Follow one of the minor roads off the A27 (or under the A27 south of Portchester Station). A path runs down the side of the coast opposite Horsea Island. Looking back from the path there is a good view of Portdown to the north of Portsmouth and Port Solent on the opposite bank.  After about three quarters of a mile you come to Portchester Castle.

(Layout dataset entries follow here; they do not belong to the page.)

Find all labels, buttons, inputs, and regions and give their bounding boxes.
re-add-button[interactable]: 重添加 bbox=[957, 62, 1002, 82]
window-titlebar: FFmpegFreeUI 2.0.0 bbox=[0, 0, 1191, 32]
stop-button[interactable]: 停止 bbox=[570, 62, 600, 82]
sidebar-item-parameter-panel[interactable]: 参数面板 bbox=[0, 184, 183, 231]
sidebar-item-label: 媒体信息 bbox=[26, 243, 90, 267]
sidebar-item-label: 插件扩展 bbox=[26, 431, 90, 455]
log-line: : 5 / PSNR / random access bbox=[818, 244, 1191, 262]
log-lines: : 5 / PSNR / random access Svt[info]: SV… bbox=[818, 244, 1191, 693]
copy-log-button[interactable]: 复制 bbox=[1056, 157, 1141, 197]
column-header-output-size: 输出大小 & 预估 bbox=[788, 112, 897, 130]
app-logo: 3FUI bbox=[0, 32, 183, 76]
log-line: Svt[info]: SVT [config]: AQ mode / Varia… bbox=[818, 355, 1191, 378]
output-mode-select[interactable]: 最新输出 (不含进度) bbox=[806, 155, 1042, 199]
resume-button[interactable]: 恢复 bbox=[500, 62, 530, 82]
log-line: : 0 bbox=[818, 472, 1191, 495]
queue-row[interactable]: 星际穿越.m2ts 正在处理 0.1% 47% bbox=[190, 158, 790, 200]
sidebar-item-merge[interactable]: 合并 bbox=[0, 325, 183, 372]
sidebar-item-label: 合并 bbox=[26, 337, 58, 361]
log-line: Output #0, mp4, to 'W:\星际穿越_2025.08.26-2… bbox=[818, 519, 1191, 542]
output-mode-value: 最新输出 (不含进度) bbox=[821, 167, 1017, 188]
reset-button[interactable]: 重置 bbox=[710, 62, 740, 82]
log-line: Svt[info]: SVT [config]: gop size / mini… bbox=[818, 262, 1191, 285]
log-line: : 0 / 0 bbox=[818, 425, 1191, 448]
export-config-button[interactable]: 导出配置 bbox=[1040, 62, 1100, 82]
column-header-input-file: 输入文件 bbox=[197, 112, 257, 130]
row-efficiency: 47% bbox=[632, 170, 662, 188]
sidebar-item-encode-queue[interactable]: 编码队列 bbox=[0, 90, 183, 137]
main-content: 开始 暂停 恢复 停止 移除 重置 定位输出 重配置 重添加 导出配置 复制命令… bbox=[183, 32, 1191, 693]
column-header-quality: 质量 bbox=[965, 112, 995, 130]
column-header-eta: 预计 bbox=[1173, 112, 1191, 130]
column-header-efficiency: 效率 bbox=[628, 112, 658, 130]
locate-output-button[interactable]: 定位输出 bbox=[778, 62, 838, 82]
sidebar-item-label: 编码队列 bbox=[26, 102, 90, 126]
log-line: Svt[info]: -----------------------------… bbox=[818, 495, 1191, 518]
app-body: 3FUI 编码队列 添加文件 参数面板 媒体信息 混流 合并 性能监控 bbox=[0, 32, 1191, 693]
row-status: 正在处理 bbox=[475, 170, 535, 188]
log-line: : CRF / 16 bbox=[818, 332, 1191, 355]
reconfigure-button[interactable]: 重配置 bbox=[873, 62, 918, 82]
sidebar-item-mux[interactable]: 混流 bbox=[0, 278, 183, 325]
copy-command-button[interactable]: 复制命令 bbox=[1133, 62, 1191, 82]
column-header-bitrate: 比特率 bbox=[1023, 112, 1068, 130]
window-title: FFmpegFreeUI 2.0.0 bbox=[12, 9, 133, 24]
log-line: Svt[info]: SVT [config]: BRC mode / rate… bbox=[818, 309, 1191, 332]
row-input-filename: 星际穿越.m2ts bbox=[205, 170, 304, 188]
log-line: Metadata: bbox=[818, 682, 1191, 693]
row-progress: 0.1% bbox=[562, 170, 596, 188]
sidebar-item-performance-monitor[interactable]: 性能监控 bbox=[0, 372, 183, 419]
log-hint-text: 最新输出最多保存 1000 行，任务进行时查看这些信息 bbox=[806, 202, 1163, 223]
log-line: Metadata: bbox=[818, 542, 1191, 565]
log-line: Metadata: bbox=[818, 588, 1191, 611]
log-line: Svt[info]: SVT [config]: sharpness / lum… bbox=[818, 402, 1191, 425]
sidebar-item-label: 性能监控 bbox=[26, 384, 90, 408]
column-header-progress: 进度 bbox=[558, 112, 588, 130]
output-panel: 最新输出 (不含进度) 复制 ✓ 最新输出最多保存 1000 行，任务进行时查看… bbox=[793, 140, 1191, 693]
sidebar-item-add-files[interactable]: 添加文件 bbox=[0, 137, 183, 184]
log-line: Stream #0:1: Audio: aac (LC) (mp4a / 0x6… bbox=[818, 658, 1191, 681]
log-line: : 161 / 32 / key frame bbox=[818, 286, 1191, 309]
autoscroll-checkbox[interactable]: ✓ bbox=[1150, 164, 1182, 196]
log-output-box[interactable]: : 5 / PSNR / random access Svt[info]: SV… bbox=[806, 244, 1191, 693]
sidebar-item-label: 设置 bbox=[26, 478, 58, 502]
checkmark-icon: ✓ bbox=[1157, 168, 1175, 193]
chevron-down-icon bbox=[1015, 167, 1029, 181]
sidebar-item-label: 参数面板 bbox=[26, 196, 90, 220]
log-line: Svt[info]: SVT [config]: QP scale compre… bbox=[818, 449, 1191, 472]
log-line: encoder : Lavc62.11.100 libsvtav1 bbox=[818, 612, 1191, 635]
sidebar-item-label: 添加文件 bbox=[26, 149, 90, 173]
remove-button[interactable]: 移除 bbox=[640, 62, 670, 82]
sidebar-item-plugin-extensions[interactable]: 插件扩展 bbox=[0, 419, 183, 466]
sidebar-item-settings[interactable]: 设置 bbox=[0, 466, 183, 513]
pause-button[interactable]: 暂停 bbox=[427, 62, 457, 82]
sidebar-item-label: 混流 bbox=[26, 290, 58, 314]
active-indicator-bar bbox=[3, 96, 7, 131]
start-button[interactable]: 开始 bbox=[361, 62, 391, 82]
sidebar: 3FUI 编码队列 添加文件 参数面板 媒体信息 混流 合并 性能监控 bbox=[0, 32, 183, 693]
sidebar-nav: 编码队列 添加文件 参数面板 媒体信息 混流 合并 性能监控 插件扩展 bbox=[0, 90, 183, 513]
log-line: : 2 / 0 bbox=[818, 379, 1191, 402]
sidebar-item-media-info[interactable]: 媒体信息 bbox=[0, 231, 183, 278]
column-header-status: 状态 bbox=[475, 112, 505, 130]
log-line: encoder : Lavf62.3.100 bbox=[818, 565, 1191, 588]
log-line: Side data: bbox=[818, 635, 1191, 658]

This is an attractive ruin looked after by English Heritage. It has played an important role in the defence of the Solent for many years. It was originally built by the Romans in the 3rd century and is the only Roman stronghold in Northern Europe whose walls mainly stand to their full height. It became a Norman Castle in the 12th century and Henry V used it as a departure point for Agincourt in 1415; definitely worth a wander around the grounds. Look out for the gunpowder store which dates from about 1750 and was one of three built well away from the castle walls (for obvious reasons). The castle was regularly occupied by the military in the many wars of the 18th and 19th centuries when it was also used as a prison.

Follow the Kings Way from here and navigate on to the bus station at Fareham (if using public transport). The Kings Way or the Allan King Way is a 45 mile long distance path in Hampshire created by the Ramblers’ Association as a memorial to a former publicity officer.

Fareham is a market town which formerly used its clay soil for producing bricks, tiles and chimney pots.  Use the bus or car to Hardway as described above.

The coastal village of Hardway on the west of Portsmouth Harbour dates back to the Roman conquest. It was an area known for smuggling. The view now is mainly of ships and a small pier but for sometime in the past there was a local ‘hard’ where convicts were gathered for transportation. In 1770 the Royal Navy’s principal armament depot was situated nearby. This supplied arms from Nelson’s time to the Falklands War and was closed in 1989. The Explosion Museum situated on Priddy’s Hard tells the story of the arms depot. It is supposed to be one of the most haunted locations in the UK with many people reporting strange events thought to be associated with the several people who died whilst working in the depot or being deported from the ‘hard’.

Continue walking south. An impressive looking sea mine is situated near some beach huts. This is an example of a buoyant acoustic mine which is activated by the noise of approaching ships. It was used in World War 2 - the whole area played an important role in the war. Repairs and refuelling of navy ships took place and D Day embarkations were from near here in 1944.

Follow the path along the road past the marina, hospital and prison. The path then skirts a golf course before it reaches Gilkicker Point, the most southerly point of the area. On the left is Fort Gilkicker one of a series of twenty forts built in the 1860s under the instructions of Lord Palmerston (then prime minister) to encircle Portsmouth. They were supposed to counter a threat from Napoleon 111. None of them were used in serious combat and they became known as Palmerston’s Follies.

Continue the walk along Alverstoke seafront which looks out on to Stokes Bay. Fourteen Mulberry Harbours (floating piers) were built here in 1943 and 1944. In earlier times it was a vital part of the defence against the Spanish Armada.

At the end of the golf course navigate inland to Alverstoke. There were ambitious plans in the 19th century to develop an area called Angleseyville into an exciting holiday area. Look out for the Anglesey Arms Hotel which was the only part of this plan to be completed - an impressive building where Queen Victoria stayed on her way to the Isle of Wight. Buses leave from various points in Alverstoke.

Snaps show: Portchester Castle; a gunpowder store at Portchester Castle; Gosport Ferry; acoustic mine at Hardway.